Dr. David Purcell, JD, Ph D, of CDC, said to the panel, “Exposure laws are not effective prevention laws. We are criminalizing intentional behavior that has little risk of transmission. We are asking to account for science. If people are using risk mitigation measures, that should be used to prove no intent. Carve-out for victims of sexual assault is also necessary. Iowa reformed law in 2014, California last week. Look at behavior that is intentional and willful, and consider science in defenses.”
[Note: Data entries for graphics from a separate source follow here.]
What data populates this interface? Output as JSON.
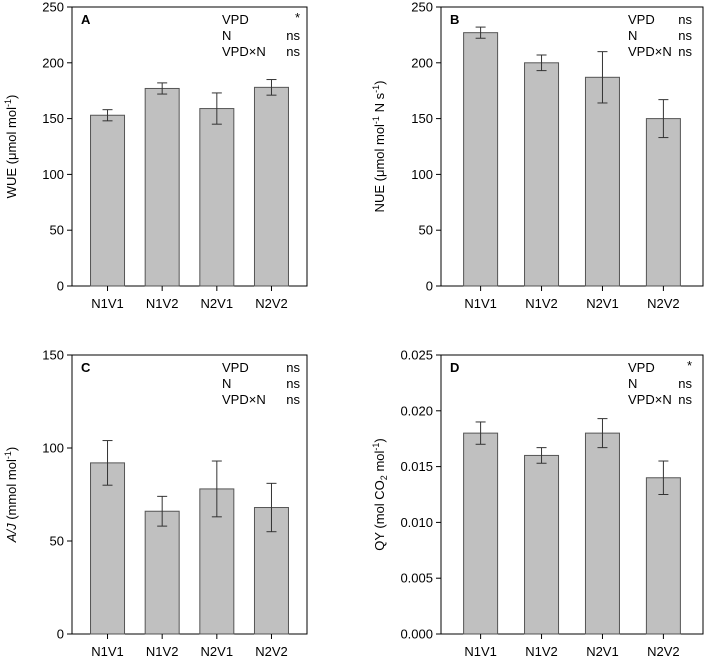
{
  "chart_data": [
    {
      "panel_label": "A",
      "type": "bar",
      "categories": [
        "N1V1",
        "N1V2",
        "N2V1",
        "N2V2"
      ],
      "values": [
        153,
        177,
        159,
        178
      ],
      "errors": [
        5,
        5,
        14,
        7
      ],
      "ylabel_main": "WUE (μmol mol",
      "ylabel_sup": "-1",
      "ylabel_end": ")",
      "ylim": [
        0,
        250
      ],
      "yticks": [
        0,
        50,
        100,
        150,
        200,
        250
      ],
      "ytick_labels": [
        "0",
        "50",
        "100",
        "150",
        "200",
        "250"
      ],
      "bar_color": "#c0c0c0",
      "stats": [
        {
          "term": "VPD",
          "sig": "*"
        },
        {
          "term": "N",
          "sig": "ns"
        },
        {
          "term": "VPD×N",
          "sig": "ns"
        }
      ]
    },
    {
      "panel_label": "B",
      "type": "bar",
      "categories": [
        "N1V1",
        "N1V2",
        "N2V1",
        "N2V2"
      ],
      "values": [
        227,
        200,
        187,
        150
      ],
      "errors": [
        5,
        7,
        23,
        17
      ],
      "ylabel_main": "NUE (μmol mol",
      "ylabel_sup": "-1",
      "ylabel_mid": " N s",
      "ylabel_sup2": "-1",
      "ylabel_end": ")",
      "ylim": [
        0,
        250
      ],
      "yticks": [
        0,
        50,
        100,
        150,
        200,
        250
      ],
      "ytick_labels": [
        "0",
        "50",
        "100",
        "150",
        "200",
        "250"
      ],
      "bar_color": "#c0c0c0",
      "stats": [
        {
          "term": "VPD",
          "sig": "ns"
        },
        {
          "term": "N",
          "sig": "ns"
        },
        {
          "term": "VPD×N",
          "sig": "ns"
        }
      ]
    },
    {
      "panel_label": "C",
      "type": "bar",
      "categories": [
        "N1V1",
        "N1V2",
        "N2V1",
        "N2V2"
      ],
      "values": [
        92,
        66,
        78,
        68
      ],
      "errors": [
        12,
        8,
        15,
        13
      ],
      "ylabel_italic": "A/J",
      "ylabel_main": " (mmol mol",
      "ylabel_sup": "-1",
      "ylabel_end": ")",
      "ylim": [
        0,
        150
      ],
      "yticks": [
        0,
        50,
        100,
        150
      ],
      "ytick_labels": [
        "0",
        "50",
        "100",
        "150"
      ],
      "bar_color": "#c0c0c0",
      "stats": [
        {
          "term": "VPD",
          "sig": "ns"
        },
        {
          "term": "N",
          "sig": "ns"
        },
        {
          "term": "VPD×N",
          "sig": "ns"
        }
      ]
    },
    {
      "panel_label": "D",
      "type": "bar",
      "categories": [
        "N1V1",
        "N1V2",
        "N2V1",
        "N2V2"
      ],
      "values": [
        0.018,
        0.016,
        0.018,
        0.014
      ],
      "errors": [
        0.001,
        0.0007,
        0.0013,
        0.0015
      ],
      "ylabel_main": "QY (mol CO",
      "ylabel_sub": "2",
      "ylabel_mid": " mol",
      "ylabel_sup": "-1",
      "ylabel_end": ")",
      "ylim": [
        0,
        0.025
      ],
      "yticks": [
        0,
        0.005,
        0.01,
        0.015,
        0.02,
        0.025
      ],
      "ytick_labels": [
        "0.000",
        "0.005",
        "0.010",
        "0.015",
        "0.020",
        "0.025"
      ],
      "bar_color": "#c0c0c0",
      "stats": [
        {
          "term": "VPD",
          "sig": "*"
        },
        {
          "term": "N",
          "sig": "ns"
        },
        {
          "term": "VPD×N",
          "sig": "ns"
        }
      ]
    }
  ]
}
Here is Price’s written response to the AJC in full:

STATEMENT FROM REPRESENTATIVE ELIZABETH PRICE, M.D.

October 21, 2017

At a House Legislative Study Committee meeting this past week, we were exploring the difficult question of why Georgia ranks 2nd in the nation of new cases of HIV and why too many of our fellow citizens who have HIV are not compliant with the effective treatment of this now chronic disease. This is sad and troubling because we have come so far in HIV treatment, to the point where an HIV patient receiving recommended treatment is no longer able to transmit the disease to another person. This is something to celebrate, especially in stemming the transmission from a mother to her newborn baby.

During my entire professional career as a physician, my 10+ year service on the Fulton County Health Board, and the numerous public service roles relating to healthcare and medicine in which I have served, I have always strived to preserve the health and safety of patients and the public.

I made a provocative and rhetorical comment as part of a free-flowing conversation which has been taken completely out of context. I do not support a quarantine in this public health challenge and dilemma of undertreated HIV patients. I do, however, wish to light a fire under all of us with responsibility in the public health arena – a fire that will result in resolve and commitment to ensure that all of our fellow citizens with HIV will receive, and adhere to, a treatment regimen that will enhance their quality of life and protect the health of the public.

I look forward to continuing to work with all to accomplish this goal.